There have been a few timeout logged:"message": "Connection timed out after 600000 ms", "stack": "TimeoutError: Connection timed out after 600000 ms\n at ClientRequest.<anonymous> (/opt/xen-orchestra/node_modules/@aws-sdk/node-http-handler/node_modules/@smithy/node-http-handler/dist-cjs/set-socket-timeout.js:7:30)\n at Object.onceWrapper (node:events:632:28)\n at ClientRequest.emit (node:events:518:28)\n at ClientRequest.patchedEmit [as emit] (/opt/xen-orchestra/@xen-orchestra/log/configure.js:52:17)\n at TLSSocket.emitRequestTimeout (node:_http_client:863:9)\n at Object.onceWrapper (node:events:632:28)\n at TLSSocket.emit (node:events:530:35)\n at TLSSocket.patchedEmit [as emit] (/opt/xen-orchestra/@xen-orchestra/log/configure.js:52:17)\n at Socket._onTimeout (node:net:604:8)\n at listOnTimeout (node:internal/timers:588:17)"

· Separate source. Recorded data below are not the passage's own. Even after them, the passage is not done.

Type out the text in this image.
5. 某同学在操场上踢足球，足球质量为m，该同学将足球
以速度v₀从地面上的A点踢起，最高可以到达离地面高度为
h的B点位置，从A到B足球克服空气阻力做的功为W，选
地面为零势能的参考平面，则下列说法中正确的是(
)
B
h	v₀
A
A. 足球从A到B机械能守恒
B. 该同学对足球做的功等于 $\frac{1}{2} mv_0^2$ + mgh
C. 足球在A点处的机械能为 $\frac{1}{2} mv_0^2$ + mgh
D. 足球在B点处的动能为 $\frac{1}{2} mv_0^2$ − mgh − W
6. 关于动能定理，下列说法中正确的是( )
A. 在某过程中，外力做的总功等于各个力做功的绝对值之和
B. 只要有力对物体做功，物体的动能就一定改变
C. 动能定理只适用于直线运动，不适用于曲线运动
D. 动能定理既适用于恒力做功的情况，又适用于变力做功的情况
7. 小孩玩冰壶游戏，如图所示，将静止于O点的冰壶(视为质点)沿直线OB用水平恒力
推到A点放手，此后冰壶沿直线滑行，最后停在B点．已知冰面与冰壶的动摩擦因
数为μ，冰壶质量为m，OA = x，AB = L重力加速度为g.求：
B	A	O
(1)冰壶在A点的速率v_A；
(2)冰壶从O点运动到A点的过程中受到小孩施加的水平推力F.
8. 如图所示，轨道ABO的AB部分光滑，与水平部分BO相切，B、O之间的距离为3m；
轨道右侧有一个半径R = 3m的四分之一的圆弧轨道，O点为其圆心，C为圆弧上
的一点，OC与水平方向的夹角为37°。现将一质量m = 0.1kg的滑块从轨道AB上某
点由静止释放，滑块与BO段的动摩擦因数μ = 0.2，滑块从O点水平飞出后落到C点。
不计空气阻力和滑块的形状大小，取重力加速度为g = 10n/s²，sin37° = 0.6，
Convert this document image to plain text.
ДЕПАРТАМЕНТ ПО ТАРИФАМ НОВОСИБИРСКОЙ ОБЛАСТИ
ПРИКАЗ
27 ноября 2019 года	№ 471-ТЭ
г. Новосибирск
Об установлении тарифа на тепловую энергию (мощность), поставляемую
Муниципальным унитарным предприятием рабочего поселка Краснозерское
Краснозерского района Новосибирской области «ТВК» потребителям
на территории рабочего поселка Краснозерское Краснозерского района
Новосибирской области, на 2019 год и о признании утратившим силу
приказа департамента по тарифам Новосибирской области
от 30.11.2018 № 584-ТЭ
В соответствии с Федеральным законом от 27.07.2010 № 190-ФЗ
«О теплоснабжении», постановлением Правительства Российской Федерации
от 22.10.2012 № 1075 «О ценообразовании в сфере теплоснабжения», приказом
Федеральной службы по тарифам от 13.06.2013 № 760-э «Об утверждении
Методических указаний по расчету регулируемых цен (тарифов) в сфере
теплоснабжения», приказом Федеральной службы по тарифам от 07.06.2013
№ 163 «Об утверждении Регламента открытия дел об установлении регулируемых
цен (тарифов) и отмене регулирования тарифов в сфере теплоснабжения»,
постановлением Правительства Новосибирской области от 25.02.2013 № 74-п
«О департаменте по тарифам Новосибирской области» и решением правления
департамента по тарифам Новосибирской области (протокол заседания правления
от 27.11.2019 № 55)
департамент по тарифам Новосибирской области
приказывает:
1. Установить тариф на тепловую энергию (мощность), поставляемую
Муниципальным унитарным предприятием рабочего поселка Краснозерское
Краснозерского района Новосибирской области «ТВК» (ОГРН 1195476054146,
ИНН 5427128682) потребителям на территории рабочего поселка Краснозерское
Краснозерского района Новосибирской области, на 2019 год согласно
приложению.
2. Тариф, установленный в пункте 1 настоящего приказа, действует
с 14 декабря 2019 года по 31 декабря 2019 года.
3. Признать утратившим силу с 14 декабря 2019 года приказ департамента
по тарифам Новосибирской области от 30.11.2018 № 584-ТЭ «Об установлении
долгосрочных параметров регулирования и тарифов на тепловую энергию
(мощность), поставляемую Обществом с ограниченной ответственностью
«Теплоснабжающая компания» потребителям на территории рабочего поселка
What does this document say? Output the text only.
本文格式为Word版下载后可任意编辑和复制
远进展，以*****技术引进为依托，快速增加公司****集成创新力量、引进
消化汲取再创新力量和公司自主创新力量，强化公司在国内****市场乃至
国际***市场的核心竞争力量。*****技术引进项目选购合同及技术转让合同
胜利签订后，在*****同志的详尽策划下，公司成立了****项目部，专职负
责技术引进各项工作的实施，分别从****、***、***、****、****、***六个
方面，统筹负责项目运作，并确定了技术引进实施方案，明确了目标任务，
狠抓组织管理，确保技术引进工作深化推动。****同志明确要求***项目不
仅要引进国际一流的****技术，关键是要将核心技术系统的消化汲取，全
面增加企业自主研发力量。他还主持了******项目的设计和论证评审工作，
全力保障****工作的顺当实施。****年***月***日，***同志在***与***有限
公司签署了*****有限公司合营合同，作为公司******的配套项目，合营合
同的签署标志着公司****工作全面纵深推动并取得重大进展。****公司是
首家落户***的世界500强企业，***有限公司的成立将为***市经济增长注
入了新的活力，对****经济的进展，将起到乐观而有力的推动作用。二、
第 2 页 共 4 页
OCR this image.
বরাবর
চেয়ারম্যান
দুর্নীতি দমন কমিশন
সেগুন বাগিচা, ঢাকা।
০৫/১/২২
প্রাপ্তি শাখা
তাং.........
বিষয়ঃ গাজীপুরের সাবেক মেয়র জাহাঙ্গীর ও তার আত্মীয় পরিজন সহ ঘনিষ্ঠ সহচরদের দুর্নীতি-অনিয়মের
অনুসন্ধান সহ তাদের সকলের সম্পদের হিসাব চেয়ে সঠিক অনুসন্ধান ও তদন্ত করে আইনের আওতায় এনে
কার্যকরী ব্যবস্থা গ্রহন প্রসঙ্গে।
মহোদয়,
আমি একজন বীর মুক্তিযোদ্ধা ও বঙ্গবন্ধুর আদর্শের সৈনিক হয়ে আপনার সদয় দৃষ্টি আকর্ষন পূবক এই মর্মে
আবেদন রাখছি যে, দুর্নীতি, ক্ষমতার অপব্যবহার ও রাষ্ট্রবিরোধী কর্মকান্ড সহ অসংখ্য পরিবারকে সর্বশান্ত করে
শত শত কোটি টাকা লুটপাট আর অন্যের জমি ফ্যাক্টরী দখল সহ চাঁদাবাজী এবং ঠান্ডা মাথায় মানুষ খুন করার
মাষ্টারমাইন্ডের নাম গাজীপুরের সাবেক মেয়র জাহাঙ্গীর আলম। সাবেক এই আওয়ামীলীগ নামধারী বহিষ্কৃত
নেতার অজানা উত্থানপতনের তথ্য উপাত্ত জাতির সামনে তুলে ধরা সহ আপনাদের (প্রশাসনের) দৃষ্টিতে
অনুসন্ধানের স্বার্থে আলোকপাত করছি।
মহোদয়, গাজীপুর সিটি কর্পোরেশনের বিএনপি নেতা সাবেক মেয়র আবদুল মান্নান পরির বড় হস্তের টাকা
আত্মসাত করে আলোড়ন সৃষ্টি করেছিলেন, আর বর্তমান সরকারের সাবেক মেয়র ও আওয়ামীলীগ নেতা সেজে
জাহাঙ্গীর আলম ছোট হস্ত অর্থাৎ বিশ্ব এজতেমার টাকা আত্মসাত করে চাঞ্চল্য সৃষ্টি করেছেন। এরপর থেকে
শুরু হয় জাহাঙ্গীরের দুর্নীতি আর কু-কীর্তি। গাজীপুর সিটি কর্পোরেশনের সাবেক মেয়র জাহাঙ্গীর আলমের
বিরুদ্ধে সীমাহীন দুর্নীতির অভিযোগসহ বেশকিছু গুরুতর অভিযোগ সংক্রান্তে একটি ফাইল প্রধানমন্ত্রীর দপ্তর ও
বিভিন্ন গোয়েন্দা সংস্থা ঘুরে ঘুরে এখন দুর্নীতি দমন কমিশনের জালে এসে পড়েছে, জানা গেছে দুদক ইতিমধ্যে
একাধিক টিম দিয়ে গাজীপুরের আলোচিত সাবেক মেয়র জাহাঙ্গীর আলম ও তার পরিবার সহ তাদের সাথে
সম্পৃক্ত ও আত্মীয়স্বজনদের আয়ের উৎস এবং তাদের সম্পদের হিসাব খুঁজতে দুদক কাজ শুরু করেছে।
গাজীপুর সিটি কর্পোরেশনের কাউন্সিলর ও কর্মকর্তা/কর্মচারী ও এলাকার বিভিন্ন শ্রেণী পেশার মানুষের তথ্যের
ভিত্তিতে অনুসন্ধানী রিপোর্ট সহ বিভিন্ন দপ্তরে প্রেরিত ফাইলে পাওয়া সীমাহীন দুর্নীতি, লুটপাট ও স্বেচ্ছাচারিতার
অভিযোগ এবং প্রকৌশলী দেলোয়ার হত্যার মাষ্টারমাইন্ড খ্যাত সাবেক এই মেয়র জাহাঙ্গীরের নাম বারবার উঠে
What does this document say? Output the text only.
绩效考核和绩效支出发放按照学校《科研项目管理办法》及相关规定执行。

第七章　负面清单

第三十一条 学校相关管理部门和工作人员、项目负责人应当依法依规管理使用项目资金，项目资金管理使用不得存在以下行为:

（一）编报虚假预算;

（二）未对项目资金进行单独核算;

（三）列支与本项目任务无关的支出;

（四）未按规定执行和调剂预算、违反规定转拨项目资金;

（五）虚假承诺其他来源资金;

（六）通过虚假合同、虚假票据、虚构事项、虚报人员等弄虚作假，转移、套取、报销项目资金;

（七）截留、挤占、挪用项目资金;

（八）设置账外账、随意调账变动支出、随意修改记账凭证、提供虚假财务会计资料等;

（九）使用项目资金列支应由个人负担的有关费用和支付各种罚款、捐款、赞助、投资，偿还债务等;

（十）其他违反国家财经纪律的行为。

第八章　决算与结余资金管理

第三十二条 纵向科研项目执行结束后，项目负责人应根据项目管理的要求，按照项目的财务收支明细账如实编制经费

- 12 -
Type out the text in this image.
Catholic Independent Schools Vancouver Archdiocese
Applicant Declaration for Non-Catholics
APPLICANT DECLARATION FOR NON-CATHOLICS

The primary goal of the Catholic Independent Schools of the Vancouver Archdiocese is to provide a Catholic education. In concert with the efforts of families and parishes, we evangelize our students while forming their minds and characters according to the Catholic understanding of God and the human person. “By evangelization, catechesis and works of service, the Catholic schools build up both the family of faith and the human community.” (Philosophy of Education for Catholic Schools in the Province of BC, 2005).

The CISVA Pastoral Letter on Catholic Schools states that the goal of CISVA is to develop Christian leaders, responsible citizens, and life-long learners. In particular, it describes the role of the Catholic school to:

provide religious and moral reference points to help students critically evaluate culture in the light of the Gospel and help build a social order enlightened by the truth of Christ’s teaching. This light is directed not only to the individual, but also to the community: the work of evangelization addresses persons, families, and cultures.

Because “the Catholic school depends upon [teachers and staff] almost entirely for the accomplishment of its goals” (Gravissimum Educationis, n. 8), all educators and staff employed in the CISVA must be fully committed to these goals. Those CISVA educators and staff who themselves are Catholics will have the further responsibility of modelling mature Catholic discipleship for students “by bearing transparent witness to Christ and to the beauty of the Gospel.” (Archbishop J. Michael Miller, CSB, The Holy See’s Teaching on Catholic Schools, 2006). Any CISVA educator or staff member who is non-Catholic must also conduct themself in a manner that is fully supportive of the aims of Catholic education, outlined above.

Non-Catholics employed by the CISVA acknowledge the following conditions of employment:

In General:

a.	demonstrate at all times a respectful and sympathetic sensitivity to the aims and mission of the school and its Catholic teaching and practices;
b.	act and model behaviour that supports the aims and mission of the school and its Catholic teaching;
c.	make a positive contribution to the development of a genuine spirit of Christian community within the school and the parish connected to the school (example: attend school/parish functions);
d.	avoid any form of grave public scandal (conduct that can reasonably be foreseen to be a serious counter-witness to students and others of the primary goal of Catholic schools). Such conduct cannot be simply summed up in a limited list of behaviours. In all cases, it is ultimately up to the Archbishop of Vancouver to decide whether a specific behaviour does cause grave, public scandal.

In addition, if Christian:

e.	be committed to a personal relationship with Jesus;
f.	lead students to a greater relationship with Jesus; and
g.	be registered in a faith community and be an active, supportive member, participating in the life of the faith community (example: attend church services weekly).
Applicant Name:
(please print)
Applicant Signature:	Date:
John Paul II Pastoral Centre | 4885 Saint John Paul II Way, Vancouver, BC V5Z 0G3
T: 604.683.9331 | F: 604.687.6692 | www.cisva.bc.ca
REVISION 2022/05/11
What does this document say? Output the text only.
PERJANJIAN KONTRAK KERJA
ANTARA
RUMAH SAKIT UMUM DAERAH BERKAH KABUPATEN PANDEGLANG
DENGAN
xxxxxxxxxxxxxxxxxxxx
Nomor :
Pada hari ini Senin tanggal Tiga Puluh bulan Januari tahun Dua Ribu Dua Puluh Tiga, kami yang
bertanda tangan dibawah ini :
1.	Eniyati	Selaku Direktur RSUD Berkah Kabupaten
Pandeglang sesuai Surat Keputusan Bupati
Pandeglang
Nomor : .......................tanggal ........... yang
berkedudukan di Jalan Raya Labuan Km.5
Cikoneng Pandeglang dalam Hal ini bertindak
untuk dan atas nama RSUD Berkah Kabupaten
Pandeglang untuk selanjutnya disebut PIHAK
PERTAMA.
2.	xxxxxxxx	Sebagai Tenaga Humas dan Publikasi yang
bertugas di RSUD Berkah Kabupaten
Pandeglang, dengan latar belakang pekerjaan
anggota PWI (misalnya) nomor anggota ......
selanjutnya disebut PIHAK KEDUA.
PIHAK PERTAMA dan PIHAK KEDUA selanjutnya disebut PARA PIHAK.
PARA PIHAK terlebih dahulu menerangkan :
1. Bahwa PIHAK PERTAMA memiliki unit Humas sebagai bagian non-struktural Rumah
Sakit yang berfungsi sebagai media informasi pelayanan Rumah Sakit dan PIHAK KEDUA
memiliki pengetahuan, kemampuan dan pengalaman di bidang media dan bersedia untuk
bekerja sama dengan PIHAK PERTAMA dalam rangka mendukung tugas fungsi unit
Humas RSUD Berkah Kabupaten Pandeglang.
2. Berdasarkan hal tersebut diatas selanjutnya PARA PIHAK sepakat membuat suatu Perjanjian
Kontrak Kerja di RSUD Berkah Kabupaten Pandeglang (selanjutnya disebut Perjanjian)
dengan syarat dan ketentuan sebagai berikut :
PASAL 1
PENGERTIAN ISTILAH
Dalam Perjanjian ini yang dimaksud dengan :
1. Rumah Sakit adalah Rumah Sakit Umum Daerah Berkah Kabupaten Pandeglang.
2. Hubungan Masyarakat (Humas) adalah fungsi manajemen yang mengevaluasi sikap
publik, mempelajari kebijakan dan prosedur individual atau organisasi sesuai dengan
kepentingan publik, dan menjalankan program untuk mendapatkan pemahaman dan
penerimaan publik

I have adjusted Concurrency both up and down, with a lower value the timeout seems to be avoided, but even without there errors the backup times is just as large.
Some assistance would be much appreciated.
-
Hi,
Sadly, even if Minio is probably better than others (eg BackBlaze), they can suffer from various issues. There's a reason why we only provide official pro support on AWS.
Would it be possible to test another provider to double check it's not XO related?
-
One thing I've notices is that if I do a trace in Minio I see no S3-requests but suddenly it shows a couple of s3.list_objects_v2 witch gives status 499 and the duration is just about 10 minutes. But this gives no timeoutin the backuplog.
Are you thinking about test a public provider such as AWS?
I'm not sure we are able to do so. One thing I'm about to do is to test a newer version of Minio in docker on another server running Ubuntu 24.04
As of now it's an older version running native on a OmniOS server ontop of ZFS-storage.Is there a way to get more verbose logging from the backup job?
-
Adding @florent in the loop